Unfortunately we don't have an English manual. 64FORTH has the canonical 6502 figForth assembler by Bill Ragsdale from which also VolksForth's assembler is derived; there's just a small change in syntax, afaik, the VolksForth assembler dropped the trailing comma of Bill Ragsdale's mnemonics. atariwiki.org offers a convenient comparison of the assemblers of
VolksForth and
figForth.
MarkTheStrange wrote: ↑Wed Dec 06, 2023 2:57 am
I think something like this:
Code: Select all
: MEMTOP 1 FLAGS C! -103 SYS Y C@ 256 * X C@ + ;
is a little clearer than this:
Code: Select all
: MEMTOP 1 0 0 0 -103 SYS 256 * + SWAP DROP SWAP DROP ;
Ah yes, I see your point.
MarkTheStrange wrote: ↑Wed Dec 06, 2023 2:57 am
I'll give it a shot. I was writing a Forth implementation from scratch for the X16, but while that's fun, it's probably more productive to build on the one we already have.
Hehe; I have a 3/4 done STC 6502 Forth implementation from my university days myself somewhere in my drawer. That's one of the things about Forth, it's so easy, and fun, to implement. Implementation-wise, I find the interesting thing about VolksForth to be that it is metacompiled; understanding its metacompiler (or targetcompiler in VolksForth's lingo) is one of the near things on my todo list.
Looking forward to anything in Forth you're going to produce!
Re: VolksForth
Posted: Tue Dec 19, 2023 2:06 am
by MarkTheStrange
I'm afraid I don't think you can do much on the X16 with VolksForth in this form (i.e. no access to the kernel or even PETSCII control codes in its stock configuration). You can do a lot in plain text mode on the X16 - display text in multiple colors anywhere on the screen, for instance. In VolksForth it's like the machine is emulating a generic ASCII line terminal that doesn't even support ANSI escape sequences. And I don't see any way to fix it, other than rewriting QUIT, KEY, etc. to use KERNAL routines instead of doing everything from scratch.

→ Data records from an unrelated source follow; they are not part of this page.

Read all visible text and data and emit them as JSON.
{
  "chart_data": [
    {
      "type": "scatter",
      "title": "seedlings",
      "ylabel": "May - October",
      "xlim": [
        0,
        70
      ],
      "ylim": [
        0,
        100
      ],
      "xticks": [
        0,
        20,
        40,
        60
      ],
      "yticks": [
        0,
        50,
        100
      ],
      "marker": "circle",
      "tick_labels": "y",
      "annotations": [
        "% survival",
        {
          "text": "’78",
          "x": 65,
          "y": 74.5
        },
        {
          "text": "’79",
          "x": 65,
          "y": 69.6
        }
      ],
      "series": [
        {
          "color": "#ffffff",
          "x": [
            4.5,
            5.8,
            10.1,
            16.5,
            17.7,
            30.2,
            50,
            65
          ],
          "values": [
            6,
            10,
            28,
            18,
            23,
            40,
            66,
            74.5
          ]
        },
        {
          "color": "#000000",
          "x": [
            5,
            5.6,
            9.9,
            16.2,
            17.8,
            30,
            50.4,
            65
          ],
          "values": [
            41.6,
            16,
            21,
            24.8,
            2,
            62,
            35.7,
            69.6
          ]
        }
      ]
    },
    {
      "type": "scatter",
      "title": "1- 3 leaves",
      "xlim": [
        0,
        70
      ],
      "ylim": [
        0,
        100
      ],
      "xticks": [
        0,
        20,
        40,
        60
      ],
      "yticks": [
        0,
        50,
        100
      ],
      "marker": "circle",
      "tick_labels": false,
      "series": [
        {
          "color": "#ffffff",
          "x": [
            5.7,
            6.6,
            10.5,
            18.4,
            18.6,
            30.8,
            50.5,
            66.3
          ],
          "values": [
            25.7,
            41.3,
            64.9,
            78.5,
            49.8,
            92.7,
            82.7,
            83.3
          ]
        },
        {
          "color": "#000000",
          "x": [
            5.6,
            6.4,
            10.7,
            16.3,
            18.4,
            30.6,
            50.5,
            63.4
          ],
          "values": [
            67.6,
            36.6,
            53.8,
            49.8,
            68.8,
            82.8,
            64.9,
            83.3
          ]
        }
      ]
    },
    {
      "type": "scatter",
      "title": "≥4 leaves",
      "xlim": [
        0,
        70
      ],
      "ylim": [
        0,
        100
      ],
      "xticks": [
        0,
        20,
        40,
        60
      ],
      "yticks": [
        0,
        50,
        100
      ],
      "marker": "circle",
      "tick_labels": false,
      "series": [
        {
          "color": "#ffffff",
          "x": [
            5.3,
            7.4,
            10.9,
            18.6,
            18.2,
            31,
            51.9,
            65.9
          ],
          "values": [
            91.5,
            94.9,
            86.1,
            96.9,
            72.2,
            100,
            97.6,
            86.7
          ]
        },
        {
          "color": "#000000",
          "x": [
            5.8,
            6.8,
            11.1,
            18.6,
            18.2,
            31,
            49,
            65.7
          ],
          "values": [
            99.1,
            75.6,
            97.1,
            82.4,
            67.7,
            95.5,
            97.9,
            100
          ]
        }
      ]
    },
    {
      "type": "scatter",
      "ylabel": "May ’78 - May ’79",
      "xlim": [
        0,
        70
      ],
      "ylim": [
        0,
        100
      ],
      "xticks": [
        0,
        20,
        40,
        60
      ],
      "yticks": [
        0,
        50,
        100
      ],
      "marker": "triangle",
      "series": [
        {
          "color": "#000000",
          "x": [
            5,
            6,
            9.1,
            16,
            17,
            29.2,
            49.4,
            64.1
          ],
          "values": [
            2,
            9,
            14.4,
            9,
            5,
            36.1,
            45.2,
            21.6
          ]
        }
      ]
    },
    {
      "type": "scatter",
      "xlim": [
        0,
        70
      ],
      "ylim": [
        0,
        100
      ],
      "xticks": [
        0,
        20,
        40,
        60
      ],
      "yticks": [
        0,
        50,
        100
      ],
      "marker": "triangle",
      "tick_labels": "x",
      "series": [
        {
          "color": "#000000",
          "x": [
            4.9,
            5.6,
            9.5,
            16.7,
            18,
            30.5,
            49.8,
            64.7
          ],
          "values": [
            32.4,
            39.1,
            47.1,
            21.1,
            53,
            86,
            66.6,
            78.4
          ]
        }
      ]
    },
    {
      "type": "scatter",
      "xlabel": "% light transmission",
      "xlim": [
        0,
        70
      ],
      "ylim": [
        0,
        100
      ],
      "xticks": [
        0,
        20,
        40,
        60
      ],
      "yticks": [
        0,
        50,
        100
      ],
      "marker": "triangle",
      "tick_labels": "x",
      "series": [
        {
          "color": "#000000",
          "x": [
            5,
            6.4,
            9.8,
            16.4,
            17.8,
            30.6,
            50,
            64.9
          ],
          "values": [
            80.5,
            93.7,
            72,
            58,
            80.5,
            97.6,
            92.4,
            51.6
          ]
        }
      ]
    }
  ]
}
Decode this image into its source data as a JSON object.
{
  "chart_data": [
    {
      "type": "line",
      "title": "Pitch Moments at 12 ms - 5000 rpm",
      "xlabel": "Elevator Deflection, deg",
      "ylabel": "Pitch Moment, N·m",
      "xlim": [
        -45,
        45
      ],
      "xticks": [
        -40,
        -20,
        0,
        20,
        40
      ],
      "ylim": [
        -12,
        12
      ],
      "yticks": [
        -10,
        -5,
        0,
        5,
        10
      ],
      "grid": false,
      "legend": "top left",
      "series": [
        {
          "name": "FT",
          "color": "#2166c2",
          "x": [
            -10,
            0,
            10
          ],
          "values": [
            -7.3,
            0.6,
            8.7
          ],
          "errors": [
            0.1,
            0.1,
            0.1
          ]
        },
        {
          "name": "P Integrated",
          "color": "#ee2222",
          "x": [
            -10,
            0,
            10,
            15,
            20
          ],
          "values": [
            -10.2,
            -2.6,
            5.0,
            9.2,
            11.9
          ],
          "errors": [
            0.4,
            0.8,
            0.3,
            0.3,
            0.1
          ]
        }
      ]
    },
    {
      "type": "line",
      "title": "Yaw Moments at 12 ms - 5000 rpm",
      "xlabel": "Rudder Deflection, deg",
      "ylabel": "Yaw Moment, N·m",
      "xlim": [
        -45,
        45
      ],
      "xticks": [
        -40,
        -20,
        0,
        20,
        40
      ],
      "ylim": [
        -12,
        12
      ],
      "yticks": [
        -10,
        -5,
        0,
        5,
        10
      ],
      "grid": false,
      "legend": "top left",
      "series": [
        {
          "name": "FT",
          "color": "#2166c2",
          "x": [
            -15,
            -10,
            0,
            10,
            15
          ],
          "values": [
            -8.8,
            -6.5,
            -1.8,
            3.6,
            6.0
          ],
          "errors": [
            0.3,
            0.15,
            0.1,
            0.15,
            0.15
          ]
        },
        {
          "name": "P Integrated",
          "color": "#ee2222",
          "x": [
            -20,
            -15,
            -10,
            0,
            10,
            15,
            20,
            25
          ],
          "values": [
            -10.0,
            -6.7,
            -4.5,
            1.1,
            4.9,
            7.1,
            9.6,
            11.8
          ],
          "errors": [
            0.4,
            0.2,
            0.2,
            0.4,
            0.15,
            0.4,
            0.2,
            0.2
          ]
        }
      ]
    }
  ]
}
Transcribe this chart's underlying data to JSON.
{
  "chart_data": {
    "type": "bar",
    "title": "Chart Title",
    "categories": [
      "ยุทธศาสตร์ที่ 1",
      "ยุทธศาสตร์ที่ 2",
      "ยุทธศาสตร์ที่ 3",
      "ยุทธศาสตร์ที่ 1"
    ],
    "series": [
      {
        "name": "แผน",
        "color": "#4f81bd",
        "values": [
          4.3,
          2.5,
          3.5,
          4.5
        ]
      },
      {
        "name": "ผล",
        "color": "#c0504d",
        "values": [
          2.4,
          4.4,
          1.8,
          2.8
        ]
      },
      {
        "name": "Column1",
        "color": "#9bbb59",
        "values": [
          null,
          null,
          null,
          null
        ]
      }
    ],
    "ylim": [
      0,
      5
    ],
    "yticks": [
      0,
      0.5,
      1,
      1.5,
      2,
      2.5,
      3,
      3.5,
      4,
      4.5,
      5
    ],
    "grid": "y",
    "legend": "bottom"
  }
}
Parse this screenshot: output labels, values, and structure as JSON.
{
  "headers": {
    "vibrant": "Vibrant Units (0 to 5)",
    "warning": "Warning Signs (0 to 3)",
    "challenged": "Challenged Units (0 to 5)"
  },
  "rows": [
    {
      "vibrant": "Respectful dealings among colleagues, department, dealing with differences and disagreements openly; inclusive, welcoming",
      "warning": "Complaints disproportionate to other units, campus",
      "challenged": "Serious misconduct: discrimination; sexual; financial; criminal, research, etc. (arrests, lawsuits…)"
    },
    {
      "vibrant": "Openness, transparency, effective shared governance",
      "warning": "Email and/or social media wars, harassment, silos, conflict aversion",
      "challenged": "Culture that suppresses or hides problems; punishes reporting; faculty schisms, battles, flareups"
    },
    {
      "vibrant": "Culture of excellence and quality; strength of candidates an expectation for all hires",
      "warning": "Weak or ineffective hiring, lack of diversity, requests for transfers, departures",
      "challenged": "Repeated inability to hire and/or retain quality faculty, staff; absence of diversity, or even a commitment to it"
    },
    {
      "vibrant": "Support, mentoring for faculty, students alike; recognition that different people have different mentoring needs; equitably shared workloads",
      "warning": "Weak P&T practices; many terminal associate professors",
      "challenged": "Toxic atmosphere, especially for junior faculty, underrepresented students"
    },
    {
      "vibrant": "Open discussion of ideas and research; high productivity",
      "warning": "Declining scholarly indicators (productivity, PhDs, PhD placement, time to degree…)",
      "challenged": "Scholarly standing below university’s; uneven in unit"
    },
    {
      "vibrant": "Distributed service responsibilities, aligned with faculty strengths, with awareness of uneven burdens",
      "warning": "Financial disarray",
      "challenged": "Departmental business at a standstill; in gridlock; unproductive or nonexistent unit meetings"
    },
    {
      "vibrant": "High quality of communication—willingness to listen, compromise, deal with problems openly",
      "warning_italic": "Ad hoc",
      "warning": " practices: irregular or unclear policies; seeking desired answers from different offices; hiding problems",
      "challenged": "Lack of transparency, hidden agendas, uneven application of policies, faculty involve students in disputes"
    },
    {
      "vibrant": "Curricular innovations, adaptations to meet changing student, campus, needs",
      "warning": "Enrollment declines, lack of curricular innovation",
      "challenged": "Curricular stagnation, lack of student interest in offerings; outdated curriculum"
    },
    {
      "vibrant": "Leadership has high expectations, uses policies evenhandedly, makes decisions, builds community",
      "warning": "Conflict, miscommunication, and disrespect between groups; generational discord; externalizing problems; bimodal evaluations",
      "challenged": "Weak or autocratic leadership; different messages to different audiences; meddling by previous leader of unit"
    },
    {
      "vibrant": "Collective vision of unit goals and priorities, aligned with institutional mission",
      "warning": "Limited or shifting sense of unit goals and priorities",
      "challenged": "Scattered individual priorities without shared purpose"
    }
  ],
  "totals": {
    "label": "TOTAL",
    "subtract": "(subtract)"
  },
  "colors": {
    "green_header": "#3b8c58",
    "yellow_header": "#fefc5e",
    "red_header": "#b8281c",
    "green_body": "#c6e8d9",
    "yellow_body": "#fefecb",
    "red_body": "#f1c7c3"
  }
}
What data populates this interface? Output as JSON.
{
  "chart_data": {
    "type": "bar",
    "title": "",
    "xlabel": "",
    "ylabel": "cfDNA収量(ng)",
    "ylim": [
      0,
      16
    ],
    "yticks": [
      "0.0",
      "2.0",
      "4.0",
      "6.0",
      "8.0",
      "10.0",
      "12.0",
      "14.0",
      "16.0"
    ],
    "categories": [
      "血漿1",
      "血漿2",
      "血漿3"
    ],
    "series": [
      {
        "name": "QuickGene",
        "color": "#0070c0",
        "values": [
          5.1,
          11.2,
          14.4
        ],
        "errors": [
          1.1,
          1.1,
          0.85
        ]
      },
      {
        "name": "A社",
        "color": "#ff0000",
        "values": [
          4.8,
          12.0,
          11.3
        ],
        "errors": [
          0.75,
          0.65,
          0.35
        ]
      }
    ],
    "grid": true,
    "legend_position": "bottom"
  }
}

How do you write code words? It doesn't understand CODE, even in ASSEMBLER context, so it doesn't seem to work like other Forths in that respect. The manual references one that shows examples using CODE, so I'm a bit confused. However you write it, I think there will have to be a lot of assembly to do something interesting on the X16 platform from VolksForth.
But I suspect we need to work toward an X16-specific build that doesn't swap ROM out to get more RAM: the X16 isn't as constrained as the C64. Also, its KERNAL does a lot more than the C64 one; there are routines for bitmap graphics, fast copies between memory locations or with the disk drive, etc. A lot of the new stuff in X16 BASIC is not really part of BASIC, but just a BASIC interface to functionality actually provided by the KERNAL, and VolksForth boots up with none of that stuff available to it.